Failed WebOS experiment cost HP $3.3 Billion - wavephorm
http://techcrunch.com/2011/11/21/hps-failed-webos-experiment-cost-them-3-3-billion-but-whats-next/

======
ChuckMcM
Most people I know, have at least one person they met professionally who was a
'dud' at one company and a 'star' at a different company. The difference was
how the company utilized their skills and empowered their environment.

I find products have a similar sort of way about them, sometimes a product
that is a 'dud' in one company, the same idea is a runaway success in another.
Perhaps the most cogent example of this would be the TabletPC vs the iPad. (I
could have as easily picked the Palm Pilot and the Newton Messagepad) product
concepts, product execution, and the ecosystem into which they are born all
have a huge impact on the success or failure of the result.
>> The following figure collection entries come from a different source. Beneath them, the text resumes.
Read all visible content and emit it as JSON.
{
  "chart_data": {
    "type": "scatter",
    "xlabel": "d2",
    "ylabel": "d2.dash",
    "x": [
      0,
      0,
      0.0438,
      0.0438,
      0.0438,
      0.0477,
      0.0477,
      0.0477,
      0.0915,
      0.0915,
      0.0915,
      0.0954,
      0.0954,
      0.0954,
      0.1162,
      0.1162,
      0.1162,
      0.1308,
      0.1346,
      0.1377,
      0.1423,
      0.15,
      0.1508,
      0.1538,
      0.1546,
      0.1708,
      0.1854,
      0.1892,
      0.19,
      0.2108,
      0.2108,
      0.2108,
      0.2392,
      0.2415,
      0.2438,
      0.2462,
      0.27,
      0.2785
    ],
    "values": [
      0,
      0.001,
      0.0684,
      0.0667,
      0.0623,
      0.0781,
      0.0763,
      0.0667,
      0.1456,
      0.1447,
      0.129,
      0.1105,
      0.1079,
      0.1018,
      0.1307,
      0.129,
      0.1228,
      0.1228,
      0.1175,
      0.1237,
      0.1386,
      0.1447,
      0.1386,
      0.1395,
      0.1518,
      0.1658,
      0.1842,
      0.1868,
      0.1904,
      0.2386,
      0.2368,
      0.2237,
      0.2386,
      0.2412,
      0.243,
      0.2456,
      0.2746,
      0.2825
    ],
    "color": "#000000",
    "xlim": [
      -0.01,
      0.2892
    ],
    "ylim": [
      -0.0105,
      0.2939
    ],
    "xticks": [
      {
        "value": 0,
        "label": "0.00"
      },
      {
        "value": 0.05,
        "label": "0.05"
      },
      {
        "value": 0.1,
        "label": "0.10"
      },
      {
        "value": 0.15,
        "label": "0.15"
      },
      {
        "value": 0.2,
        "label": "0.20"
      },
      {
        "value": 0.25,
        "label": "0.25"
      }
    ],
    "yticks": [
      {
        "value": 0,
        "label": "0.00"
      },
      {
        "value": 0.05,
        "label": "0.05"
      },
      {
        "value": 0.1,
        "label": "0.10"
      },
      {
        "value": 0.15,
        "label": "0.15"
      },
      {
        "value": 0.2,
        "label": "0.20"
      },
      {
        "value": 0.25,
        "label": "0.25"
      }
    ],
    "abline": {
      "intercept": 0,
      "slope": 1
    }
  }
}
HP has a vision problem, I know its the 'what if' company but it does. I've
got a few hundred of their servers in a data center that need a BIOS update,
one of their suggestions? Use the 'Easy update' program on a DVD they would
send me. Seriously? Too many products at HP don't know what they want to be
(other than successful and cool, which is never something you make, they are
side effects of your execution)

At the end of the day WebOS and the Touchpad, were doomed by corporate host
they found themselves in. Not a lot of people remember how incensed Microsoft
was that people figured out how to hack the Kinect, they threatened to sue
people, now they brag about all the cool things people are doing with it. That
was an example of something that just barely escaped death at the hands of its
acquirer.

I'm sure HP wishes they had their $3.3B back, but I bet they would spend it
all again if they could figure out how to re-enable the company to execute on
new concepts.

------
cleverjake
Microsoft loses $1Bil a quarter on Bing. Failure is only when they stop
marketing.